Caso Bernardo: como identificar o pedido de ajuda de uma criança
A morte do menino Bernardo Uglione Boldrini, de 11 anos, em Três Passos, no Noroeste do Rio Grande do Sul, chocou o Estado e o país. A Polícia Civil acredita que o menino tenha sido morto depois de receber uma injeção letal. Os principais suspeitos do crime são o pai do garoto, Leandro Boldrini, a madrasta, Graciele Boldrini, e a amiga do casal Edelvania Wirganovicz. Eles estão presos.
Bernardo chegou a procurar o Fórum de Três Passos para reclamar de insultos recebidos da madrasta e da falta de interesse do pai. Na ocasião, não houve relato de violência física. A primeira notícia sobre o abandono afetivo do qual Bernardo seria vítima chegou à Promotoria da Infância e da Juventude em novembro passado, quando foi aberto expediente para apurar a situação familiar. O menino era alvo de comentários na cidade e frequentemente se hospedava na casa de amigos da escola.
Depois de conversar com Bernardo e confirmar as queixas sobre o pai e a implicância da madrasta, a promotora responsável pela apuração, Dinamárcia de Oliveira, preparou a ação judicial pedindo que a guarda do menino fosse dada para a avó materna. O juiz Fernando Vieira dos Santos optou por uma conciliação entre o pai e o garoto. Em uma audiência em 11 de fevereiro, Boldrini pediu uma chance para melhorar a relação com o filho. Em 13 de maio, pai e filho seriam novamente ouvidos.
Pedido de ajuda — “O caso de Bernardo foi excepcional. É raro uma criança procurar a Justiça para pedir a ajuda, mesmo em episódios graves de abuso”, diz a psiquiatra Maria Conceição do Rosário, professora da Unidade de Psiquiatria da Infância e Adolescência (Upia) da Universidade Federal de São Paulo (Unifesp). Afinal, um dos principais sinais comportamentais de que a criança está sofrendo alguma privação emocional ou abuso sexual é a retração. “A criança se cala, não quer brincar e fica no canto dela.” Outras evidências são episódios de agressividade (como bater em colegas), choro fácil e queda no desempenho escolar.

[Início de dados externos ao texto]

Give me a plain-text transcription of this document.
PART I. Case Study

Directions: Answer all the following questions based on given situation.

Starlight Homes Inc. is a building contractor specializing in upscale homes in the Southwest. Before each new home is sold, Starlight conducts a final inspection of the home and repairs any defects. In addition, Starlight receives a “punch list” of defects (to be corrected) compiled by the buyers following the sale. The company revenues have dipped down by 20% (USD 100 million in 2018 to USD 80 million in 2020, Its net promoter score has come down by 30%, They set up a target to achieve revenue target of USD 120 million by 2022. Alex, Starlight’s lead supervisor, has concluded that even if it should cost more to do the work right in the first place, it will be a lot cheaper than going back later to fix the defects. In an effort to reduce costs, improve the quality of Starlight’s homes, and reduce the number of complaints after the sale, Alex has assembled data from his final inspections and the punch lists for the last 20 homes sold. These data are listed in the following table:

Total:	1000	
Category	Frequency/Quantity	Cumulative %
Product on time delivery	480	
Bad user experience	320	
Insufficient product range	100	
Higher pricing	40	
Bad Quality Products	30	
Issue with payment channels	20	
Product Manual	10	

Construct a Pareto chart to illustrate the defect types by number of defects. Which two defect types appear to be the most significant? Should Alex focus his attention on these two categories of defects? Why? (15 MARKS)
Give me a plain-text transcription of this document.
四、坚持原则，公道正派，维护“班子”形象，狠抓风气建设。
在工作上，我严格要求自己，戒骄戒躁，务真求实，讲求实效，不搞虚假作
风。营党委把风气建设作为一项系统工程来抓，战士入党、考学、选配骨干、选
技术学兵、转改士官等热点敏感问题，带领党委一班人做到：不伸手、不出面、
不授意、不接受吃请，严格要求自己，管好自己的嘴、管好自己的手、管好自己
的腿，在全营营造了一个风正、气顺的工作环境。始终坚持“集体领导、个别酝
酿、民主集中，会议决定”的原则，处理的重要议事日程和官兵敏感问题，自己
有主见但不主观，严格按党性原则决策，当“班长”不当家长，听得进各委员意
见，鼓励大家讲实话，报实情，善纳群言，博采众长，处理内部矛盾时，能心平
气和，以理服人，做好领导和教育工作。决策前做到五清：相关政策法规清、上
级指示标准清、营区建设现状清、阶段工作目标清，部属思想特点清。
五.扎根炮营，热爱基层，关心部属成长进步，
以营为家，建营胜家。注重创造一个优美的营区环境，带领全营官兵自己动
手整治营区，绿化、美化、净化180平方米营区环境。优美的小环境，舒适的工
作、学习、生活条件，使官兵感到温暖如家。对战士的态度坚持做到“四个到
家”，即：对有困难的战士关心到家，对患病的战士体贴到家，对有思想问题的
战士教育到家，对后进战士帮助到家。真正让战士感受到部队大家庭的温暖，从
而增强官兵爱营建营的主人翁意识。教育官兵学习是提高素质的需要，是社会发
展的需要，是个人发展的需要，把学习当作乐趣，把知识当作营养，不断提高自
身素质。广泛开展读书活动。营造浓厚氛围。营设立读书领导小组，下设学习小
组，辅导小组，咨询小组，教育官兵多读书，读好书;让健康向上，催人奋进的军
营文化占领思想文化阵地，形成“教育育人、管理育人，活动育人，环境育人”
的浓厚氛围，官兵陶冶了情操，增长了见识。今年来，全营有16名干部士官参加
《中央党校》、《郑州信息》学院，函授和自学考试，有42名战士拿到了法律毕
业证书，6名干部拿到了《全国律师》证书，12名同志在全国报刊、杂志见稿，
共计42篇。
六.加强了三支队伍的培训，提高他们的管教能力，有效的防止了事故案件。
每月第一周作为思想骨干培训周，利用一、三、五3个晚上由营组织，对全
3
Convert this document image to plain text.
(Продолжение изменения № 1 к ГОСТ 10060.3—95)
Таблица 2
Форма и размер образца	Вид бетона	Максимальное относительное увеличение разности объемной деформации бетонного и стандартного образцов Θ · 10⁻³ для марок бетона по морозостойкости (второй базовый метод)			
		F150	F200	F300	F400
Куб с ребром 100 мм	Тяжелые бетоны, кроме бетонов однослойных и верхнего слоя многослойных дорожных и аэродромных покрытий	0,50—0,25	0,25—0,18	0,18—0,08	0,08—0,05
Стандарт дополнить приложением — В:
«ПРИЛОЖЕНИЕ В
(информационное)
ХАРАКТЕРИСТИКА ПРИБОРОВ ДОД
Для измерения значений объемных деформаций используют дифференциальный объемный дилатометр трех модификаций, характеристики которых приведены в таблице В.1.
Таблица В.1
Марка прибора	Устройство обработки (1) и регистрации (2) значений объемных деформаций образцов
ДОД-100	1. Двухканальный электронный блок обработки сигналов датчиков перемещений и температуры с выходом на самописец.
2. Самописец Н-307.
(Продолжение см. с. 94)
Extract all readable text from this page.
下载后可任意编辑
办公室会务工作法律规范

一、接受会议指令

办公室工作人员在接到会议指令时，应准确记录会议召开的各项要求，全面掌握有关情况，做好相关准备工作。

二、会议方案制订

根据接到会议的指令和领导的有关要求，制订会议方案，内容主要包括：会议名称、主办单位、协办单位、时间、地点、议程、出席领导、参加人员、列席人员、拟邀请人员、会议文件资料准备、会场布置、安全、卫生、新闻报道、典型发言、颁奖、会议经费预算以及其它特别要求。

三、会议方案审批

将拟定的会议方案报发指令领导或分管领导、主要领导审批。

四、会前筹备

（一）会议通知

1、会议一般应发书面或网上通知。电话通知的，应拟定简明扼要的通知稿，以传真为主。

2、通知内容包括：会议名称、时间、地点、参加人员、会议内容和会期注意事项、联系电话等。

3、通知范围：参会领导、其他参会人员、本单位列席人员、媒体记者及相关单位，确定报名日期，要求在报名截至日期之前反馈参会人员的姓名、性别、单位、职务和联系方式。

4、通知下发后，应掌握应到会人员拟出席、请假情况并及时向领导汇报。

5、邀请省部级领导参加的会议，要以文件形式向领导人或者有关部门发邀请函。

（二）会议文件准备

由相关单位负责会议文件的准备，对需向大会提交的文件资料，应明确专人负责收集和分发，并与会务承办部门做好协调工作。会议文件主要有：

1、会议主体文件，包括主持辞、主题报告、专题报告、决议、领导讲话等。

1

Os sintomas físicos também são claros: distúrbios do sono, como pesadelo e insônia, acompanhados de mudanças dos hábitos alimentares — a criança perde o apetite ou passa a comer mais do que o usual. Por fim, são indícios de que algo vai mal: fazer xixi na cama e reportar queixas físicas sem motivo aparente, a exemplo de febre, tremores, constipação e dor muscular. “Acordar com indisposição um dia ou outro é normal. Mas, se a mudança de comportamento se estende por mais de uma semana, é preciso ter uma conversa com a criança ou, se for o caso, procurar ajuda médica”, diz Maria Conceição.
A partir dos seis anos, a criança tem discernimento para se comparar com as demais e entender se ela está sendo bem tratada ou não. Mas, como normalmente ela não se queixa, é preciso ficar atento aos sinais. “Se um professor ou pediatra notar uma mudança de comportamento em uma criança, é dever dele falar com os pais ou até mesmo procurar o Conselho Tutelar”, diz Maria Conceição.
Carência perigosa — Quando uma criança se sente afetivamente abandona pelos pais, ela costuma se apegar a qualquer pessoa que lhe dê atenção — e isso pode ser perigoso. “Ela fica vulnerável à ação de pedófilos em redes sociais, por exemplo”, afirma a psicóloga Rita Calegari, da Rede de Hospitais São Camilo, em São Paulo. De acordo com ela, as redes sociais são, hoje, a principal ferramenta de crianças e adolescentes para expor os seus sentimentos. Músicas, imagens e frases tristes podem ser um reflexo do que ela está vivendo. “Por isso, os pais e parentes precisam monitorar as atividades da criança ou do adolescente na internet.”
Uma pessoa que sofreu abuso quando pequena pode carregar o trauma pelo resto da vida. “A maioria dos transtornos psiquiátricos tem como pano de fundo uma carência emocional na infância”, afirma Ivete Gattas, psiquiatra da infância e adolescência e coordenadora da Upia. Quando adultas, essas crianças terão mais tendência à depressão e à ansiedade. “Claro que nem todos adultos depressivos ou ansiosos sofreram privação emocional na infância, mas essa relação é muito alta.”